National Board of Diving and Hyperbaric Medical Technology
- Founded: 1981
- Location: Columbia, South Carolina, United States;
- Region served: Worldwide
- Website: http://www.nbdhmt.org/

= National Board of Diving and Hyperbaric Medical Technology =

Non-profit organization for education and certification in diving and hyperbaric medicine

National Board of Diving and Hyperbaric Medical Technology (NBDHMT), formally known as the National Association of Diving Technicians, is a non-profit organization devoted to the education and certification of qualified personnel in the fields of diving and hyperbaric medicine.

==History==
The professional divers of the United Brotherhood of Carpenters and Joiners of America sponsored an Undersea and Hyperbaric Medical Society workshop in 1975 to look at the needs for Emergency Medical Technicians (EMT) for the treatment of diving related injuries. This workshop established a need for medically trained personnel in offshore diving operations as well as suggested training standards for EMT divers. Following this workshop, attempts were made to incorporate a "Diver Medic Training Program" into existing paramedic curricula. This proved to be impossible due to the "esoteric nature of undersea medicine, and its geographically and medically remote applications.

In response to this need, the National Association of Diving Technicians was formed in 1981 and introduced a certification program for all technologists working in the field, as well as establishing an introductory training course curriculum standard for those desiring to enter the field.

In 1991, the National Association of Diving Technicians set out to establish a new certification program for hyperbaric technologists and changed their name to the National Board of Diving and Hyperbaric Medical Technology.

Certification through the NBDHMT is required by some of Medicare's regional intermediaries to be reimbursable for transcutaneous oxygen measurement.

In June 2009, the NBDHMT moved their home office from Harvey, Louisiana to Columbia, South Carolina.

==Programs==

===Diver Medic Technician===
The Diver Medic Technician (DMT) program is designed to meet the specific medical care needs of commercial, professional and scientific divers that often work in geographic isolation. DMT's are specifically trained for the various diving hazards and precautions found on remote work sites. The comprehensive curriculum covers a wide range of topics from barotrauma to treatment of decompression sickness.

DMT's have been taking a larger role in traditional hyperbaric oxygenation facilities in the United States. In a survey of 176 monoplace hyperbaric chamber facilities, the mean number of full-time DMTs was 1.43 while the number of part-time DMTs was 1.83 persons.

===Certified Hyperbaric Technologist===
The Certified Hyperbaric Technologist (CHT) program is tailored to meet the specific safety and operation needs for biomedical devices within the department and generalized clinical knowledge to administer the clinical treatments.

The curriculum covers a wide range of topics from hyperbaric chamber operations to transcutaneous oxygen monitoring.

===Certified Hyperbaric Registered Nurse===
The Certified Hyperbaric Registered Nurse (CHRN) program is a subspecialty for registered nurses.
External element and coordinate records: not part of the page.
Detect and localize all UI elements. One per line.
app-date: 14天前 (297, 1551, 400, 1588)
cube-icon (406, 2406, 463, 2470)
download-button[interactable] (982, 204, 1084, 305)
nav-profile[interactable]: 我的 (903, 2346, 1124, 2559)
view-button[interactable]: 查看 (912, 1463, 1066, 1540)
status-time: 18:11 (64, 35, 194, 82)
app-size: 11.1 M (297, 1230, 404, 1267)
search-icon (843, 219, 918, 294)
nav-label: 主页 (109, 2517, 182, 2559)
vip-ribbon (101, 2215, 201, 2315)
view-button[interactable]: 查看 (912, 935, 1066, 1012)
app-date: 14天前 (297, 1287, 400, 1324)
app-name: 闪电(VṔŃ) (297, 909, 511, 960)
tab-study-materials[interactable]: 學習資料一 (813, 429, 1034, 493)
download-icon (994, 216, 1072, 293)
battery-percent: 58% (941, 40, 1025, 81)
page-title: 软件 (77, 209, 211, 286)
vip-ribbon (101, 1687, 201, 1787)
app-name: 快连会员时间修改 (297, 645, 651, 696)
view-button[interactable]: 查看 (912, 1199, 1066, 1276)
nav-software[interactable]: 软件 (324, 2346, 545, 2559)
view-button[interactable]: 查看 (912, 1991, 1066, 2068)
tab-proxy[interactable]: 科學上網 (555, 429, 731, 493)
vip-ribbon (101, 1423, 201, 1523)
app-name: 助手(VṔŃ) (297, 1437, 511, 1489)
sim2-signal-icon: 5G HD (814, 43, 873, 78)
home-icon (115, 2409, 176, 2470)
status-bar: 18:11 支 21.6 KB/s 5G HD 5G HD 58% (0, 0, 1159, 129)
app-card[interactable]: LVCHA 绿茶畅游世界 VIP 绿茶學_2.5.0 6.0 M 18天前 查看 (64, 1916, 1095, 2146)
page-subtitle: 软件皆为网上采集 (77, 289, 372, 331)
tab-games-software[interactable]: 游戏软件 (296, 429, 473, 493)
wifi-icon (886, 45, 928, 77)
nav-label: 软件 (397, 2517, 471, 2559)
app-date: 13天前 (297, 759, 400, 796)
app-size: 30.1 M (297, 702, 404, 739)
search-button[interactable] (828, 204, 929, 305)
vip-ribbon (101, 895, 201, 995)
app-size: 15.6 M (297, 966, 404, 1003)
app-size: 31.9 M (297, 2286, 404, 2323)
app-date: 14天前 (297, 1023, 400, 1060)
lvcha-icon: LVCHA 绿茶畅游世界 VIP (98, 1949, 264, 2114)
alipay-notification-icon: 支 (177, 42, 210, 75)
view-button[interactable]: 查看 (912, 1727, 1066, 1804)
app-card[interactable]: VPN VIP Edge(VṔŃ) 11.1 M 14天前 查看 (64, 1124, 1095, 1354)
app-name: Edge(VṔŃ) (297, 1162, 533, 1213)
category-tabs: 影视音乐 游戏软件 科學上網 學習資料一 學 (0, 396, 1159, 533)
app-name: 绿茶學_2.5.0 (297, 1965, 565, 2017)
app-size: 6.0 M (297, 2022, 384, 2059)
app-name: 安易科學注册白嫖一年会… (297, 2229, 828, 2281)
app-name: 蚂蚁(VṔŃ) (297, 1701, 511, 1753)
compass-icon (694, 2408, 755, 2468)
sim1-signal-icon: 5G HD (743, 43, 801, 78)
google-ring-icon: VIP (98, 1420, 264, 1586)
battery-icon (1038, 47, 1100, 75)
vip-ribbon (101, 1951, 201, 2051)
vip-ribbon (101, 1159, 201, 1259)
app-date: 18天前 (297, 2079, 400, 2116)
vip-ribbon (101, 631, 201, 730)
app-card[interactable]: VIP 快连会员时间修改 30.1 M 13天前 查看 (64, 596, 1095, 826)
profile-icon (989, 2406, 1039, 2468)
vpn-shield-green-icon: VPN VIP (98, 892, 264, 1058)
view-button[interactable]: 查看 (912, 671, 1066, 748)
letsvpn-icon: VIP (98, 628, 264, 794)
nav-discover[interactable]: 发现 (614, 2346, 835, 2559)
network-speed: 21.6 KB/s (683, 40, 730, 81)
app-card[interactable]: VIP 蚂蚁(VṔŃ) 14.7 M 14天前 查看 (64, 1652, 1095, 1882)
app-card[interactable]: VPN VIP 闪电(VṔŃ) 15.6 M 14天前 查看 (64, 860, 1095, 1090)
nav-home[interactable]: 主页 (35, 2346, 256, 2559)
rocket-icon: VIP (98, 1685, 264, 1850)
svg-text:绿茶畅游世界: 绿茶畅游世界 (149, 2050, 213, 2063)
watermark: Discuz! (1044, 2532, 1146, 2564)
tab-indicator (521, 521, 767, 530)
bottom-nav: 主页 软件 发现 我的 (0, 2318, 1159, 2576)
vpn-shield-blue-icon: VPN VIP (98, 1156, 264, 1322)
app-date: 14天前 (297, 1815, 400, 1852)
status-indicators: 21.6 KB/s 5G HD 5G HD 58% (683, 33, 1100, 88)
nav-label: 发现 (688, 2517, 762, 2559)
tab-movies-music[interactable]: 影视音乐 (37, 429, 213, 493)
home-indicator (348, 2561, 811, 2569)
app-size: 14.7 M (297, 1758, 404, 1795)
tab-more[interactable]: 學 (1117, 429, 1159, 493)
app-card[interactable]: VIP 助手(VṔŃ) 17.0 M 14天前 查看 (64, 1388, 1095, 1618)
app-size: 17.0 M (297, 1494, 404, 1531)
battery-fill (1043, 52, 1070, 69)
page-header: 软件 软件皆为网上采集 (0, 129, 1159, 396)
Hyperbaric nursing challenges nurses "to provide safe, cost-effective, quality patient care, according to established standards."

Hyperbaric nurses are sometimes referred to as baromedical nurses and many CHRNs are also members of the Baromedical Nurses Association.

==Certification==
Certification is granted after a candidate meets the prerequisites and passes the written exams offered each year at the Undersea and Hyperbaric Medical Society annual scientific meeting as well as their regional meetings.

Maintaining certification requires completion of Continuing Education Credits from NBDHMT approved sources like the UHMS or Divers Alert Network.